5. Add the eggs, one egg at a time, mixing on the lowest speed until each egg is incorporated before adding the next. Once the mixture forms a smooth, shiny, loose dough, stop– even if you have some egg left over. It should not be runny– when you pull your beater out of the mix, it should make a long, thin, triangle-shaped point, rather than breaking off in a ragged edge.

RD vanity ribbon

6. Spread the dough over the entire surface of your pastry bases, spreading it all the way to the edges.

7. Bake for 45 minutes to an hour, until the pastry is puffy and deep golden brown.

8. Remove from the oven and let cool about 10 minutes.

Topping:

1/2 cup apricot jam

1 cup sliced almonds, toasted (baked in a single layer at 350 degrees F for 5 minutes)

1/2 cup confectioners’ sugar

2 tbs. milk

1. When pastry is slightly cooled, spread 1/4 cup jam over each rectangle.

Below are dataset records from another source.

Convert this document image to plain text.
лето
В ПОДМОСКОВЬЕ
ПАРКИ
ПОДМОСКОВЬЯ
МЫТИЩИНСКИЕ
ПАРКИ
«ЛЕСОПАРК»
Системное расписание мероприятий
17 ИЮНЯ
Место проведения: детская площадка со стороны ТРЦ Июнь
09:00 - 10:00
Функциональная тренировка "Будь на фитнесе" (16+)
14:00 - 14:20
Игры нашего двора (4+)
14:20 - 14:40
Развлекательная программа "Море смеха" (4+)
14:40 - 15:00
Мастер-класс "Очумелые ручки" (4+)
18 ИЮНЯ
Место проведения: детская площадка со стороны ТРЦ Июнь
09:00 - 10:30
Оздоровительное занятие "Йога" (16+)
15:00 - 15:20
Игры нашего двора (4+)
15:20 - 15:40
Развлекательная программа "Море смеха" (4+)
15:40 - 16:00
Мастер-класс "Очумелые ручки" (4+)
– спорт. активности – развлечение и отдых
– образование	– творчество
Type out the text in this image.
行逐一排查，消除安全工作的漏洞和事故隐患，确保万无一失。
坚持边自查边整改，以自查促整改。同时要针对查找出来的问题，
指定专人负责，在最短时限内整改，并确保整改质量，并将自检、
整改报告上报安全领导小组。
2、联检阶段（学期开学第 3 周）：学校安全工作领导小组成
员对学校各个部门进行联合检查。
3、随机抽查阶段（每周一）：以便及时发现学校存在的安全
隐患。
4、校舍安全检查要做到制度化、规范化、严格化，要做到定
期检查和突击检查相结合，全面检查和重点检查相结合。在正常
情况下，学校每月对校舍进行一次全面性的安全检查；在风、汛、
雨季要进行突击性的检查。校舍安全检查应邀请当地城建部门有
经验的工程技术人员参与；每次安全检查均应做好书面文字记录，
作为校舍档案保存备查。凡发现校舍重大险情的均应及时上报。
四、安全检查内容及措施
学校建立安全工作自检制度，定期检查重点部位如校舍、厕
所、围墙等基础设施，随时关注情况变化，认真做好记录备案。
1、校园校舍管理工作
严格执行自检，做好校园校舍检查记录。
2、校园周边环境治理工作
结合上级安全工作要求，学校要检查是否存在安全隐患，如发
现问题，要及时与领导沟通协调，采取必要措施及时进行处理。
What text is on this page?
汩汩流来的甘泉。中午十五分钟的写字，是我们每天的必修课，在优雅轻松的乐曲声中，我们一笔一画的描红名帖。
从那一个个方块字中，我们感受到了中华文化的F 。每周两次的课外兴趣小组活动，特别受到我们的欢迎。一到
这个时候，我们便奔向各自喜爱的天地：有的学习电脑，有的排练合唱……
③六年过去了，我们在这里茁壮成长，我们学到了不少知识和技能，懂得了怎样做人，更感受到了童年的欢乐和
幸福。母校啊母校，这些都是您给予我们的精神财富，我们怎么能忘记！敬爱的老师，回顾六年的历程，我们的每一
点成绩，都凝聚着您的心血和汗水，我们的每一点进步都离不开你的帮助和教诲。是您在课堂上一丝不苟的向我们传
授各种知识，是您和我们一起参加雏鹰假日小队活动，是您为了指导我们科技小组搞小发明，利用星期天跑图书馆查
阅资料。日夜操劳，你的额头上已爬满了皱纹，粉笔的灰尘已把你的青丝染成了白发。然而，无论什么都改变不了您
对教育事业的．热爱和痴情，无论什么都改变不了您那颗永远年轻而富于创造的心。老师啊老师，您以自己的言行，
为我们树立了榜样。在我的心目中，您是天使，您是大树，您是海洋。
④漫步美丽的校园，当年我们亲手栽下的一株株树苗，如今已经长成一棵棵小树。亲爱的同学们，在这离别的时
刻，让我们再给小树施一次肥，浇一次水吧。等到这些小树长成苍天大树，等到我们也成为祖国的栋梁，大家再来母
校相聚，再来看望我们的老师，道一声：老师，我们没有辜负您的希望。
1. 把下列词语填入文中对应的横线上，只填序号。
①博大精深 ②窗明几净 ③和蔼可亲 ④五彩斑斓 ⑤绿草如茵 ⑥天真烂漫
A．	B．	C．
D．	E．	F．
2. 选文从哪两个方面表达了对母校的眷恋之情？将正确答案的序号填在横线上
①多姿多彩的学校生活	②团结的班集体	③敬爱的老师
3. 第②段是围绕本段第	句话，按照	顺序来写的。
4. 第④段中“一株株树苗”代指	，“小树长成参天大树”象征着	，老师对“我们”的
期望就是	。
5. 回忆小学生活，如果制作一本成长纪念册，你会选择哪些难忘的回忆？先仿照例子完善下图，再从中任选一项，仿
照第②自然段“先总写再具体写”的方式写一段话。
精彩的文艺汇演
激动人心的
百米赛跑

2. Top with 2/3 of the toasted almonds.

almond-puff-process

3. Combine confectioners’ sugar and milk to make a thin glaze and drizzle generously over the top. Add the rest of the almonds.

almond-puff-loaf

Notes:

  1. I changed the dimensions of the rectangles from the original recipe to make them a little bit larger– otherwise I had too much choux dough and it spread so thickly it didn’t cook through in the center.
  2. Likewise I increased the baking temperature from 350 to 375 to ensure thorough baking of the pastry. I like mine a little crispy, not doughy, though if you like the slightly eggy effect– it was mistaken by one person for cream cheese filling– feel free to keep the temperature at 350 and bake for 50-60 minutes.